An article on Seeking Alpha reported that the people living in Switzerland rejected a measure that would have forced the “central bank” to have on hand enough gold to represent 20 percent of outstanding francs. In an ideal world, there would be 100 percent backing, and as reported in the article, the Swiss franc recently had 40 percent backing. The measure also would have required all Swiss gold to be moved back to the country.
The article did note that the referendum raised awareness about money and gold. It’s a long road back to monetary sanity, and this referendum was an important step.
The winners of the Olympic events didn’t receive gold medals. They received silver medals plated with gold. Like so many governments, the Olympics got rid of their gold standard, with respect to currency, long ago. What if the Olympic committee mimicked other government attacks on currency? Read the essay.
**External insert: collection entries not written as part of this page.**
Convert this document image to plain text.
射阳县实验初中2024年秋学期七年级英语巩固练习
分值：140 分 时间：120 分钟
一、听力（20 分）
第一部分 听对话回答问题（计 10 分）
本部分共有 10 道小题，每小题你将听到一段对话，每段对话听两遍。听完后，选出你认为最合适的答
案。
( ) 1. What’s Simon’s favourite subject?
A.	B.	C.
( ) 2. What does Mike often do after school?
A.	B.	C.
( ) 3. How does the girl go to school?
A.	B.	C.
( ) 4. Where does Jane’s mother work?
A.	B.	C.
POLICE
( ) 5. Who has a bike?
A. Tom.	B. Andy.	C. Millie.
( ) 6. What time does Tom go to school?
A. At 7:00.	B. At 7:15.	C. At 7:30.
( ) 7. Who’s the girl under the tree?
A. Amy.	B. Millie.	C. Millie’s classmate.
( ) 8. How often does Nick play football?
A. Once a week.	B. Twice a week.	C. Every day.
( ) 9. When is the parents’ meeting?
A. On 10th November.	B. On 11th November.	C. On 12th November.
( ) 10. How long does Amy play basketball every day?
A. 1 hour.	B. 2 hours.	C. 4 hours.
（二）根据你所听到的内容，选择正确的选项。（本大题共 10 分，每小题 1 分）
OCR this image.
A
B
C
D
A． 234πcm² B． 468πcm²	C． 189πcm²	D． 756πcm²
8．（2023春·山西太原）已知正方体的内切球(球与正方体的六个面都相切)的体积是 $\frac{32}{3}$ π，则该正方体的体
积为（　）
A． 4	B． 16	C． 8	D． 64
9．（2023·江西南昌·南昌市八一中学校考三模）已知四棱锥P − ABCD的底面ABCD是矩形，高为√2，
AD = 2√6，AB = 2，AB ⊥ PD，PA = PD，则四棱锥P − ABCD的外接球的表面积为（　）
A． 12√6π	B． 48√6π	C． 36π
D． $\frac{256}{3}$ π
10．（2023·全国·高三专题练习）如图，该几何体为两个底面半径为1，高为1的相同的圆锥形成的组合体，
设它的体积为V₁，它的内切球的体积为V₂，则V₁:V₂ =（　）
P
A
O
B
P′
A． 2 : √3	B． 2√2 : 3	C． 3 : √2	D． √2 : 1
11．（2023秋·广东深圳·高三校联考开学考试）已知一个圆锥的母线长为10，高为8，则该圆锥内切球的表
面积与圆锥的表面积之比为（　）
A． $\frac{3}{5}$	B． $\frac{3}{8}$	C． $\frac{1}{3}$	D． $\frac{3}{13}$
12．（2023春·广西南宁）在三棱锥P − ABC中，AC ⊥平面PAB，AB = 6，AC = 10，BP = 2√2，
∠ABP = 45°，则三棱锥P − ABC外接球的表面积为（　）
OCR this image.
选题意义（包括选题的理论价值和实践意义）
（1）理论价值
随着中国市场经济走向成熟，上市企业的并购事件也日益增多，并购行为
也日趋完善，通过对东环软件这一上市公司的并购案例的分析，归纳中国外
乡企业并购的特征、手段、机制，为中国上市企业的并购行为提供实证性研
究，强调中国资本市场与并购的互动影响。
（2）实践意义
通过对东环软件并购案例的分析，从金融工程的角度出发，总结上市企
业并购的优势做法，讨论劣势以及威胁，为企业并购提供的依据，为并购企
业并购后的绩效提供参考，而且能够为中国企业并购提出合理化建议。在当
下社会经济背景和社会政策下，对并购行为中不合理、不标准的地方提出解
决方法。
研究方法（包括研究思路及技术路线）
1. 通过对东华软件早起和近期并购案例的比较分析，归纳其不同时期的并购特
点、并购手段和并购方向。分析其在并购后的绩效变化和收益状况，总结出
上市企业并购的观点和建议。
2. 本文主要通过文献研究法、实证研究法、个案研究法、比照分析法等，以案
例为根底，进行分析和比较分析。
Individuals studying economics in Texas schools will soon be required to “analyze the decline of the U.S. dollar including abandonment of the gold standard.” While it’s deplorable to mandate that all students study anything, since people have wildly different interests, even within economics, at least economics students will learn the truth. Or at least it’s hoped. Hopefully the textbook won’t argue that going off the gold standard was a good thing. For the record, the phrase “going off the gold standard” is a euphemism for “We’re not redeeming Federal Reserve bank notes for gold any longer. We took your gold and you’re not getting it back. But you can still pass around those notes, which are now just colorful pieces of paper.” Please add that to the textbook in case you publish one.